Anyway, continuing from where I left off
"What's the big deal?" demanded Trinity, wanting the best deal possible.
"Sir" started Sgt. Phil.
"Don't call me sir'," Trinity reprimanded with a nervous look on her face, "you make me sound so masculine. Besides, I don't like that volume setting anyway." Sure enough, Trinity truly is a feminine creature. She's got a body to die for (heck people were throwing themselves off buildings they wanted her so badly. How this would help them accomplish this goal is beyond me) and her voice can only be described as ethereal.
"Ma'am"
"Dude, I've got a name. It's right here," Trinity said pulling out a nametag from her, uh, cleavage.
"And I'm SJ," said SJ since that is his name.
"Trinity," Phil said in a somewhat exasperated sort of way, "I must arrest your husband for violating the Limb Law."
"What's that supposed to mean?" asked SJ, a bit taken back 5 spaces.
"Your hands and feet aren't attached to your body!"
"But what about Rayman, the video game character?"
"He's licensed".
"Well I'm not going with you," said SJ, taking his wife's hand and promising to put it back when he was done with it.

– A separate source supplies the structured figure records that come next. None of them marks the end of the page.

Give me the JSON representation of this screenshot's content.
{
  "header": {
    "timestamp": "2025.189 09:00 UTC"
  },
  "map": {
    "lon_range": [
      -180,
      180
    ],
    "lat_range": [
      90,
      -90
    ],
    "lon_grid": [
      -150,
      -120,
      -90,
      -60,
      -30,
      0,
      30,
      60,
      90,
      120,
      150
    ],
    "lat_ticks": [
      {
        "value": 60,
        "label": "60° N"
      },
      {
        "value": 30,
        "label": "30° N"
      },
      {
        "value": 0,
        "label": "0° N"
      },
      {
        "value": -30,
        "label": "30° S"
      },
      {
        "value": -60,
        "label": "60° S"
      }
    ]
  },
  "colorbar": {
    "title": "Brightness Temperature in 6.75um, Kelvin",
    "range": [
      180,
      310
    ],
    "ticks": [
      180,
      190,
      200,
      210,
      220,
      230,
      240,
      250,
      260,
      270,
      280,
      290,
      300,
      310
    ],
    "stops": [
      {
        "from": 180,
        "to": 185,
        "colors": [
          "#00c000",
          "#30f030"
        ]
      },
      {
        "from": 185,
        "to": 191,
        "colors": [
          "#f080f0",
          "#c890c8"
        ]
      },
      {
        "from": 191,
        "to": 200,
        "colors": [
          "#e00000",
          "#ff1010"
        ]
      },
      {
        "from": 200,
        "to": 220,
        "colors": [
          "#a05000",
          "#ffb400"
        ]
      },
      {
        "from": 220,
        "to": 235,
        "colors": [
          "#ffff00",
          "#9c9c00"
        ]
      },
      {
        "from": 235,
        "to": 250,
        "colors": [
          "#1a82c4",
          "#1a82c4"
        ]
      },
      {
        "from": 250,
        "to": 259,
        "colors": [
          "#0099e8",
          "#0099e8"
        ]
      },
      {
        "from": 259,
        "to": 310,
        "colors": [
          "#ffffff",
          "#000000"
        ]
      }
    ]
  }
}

"Where do you think your going?" shouted Phil, reaching into one of his pockets.
"We're going home," said Trinity. Phil pulled out his freeze gun and aimed it at SJ and pulled the trigger. But SJ deflected the shot with little ease. Little Ease wasn't quite sure what he was doing here but he was determined to figure this out. When SJ and Trinity got home to there toyfactory, it was almost dinner time. But before they could even sit down at one of the cafeteria tables (that is in the factory's cafeteria) a voice was heard over intricate intercom made of paper cups and string.
"Trinity, Trinity," it said, "your presence is requested in the production plant." Noting the urgency in the intercom's voice, Trinity grabbed up her husband and dashed for the production plant.
"What's the problem?" SJ asked when the two arrived in the plant, which actually took a long time since stem cells are very resistant to cutting, which means that kicking them off the football team is not an option.
"I said, What's the problem?'" SJ gritted, annoyed by my senseless ramblings.
"Some of the workers are rising up in mutiny and bumping their heads on the ceiling," said the intercom.
"Surrender SJ, or I'll send this place into the dirt," called out a voice that sounded a lot like Sgt. Phil's.
"If that's Phil, then I'm going to screw the plot and improvise something," said SJ. Of course it was Phil. "Alright, screw this plot."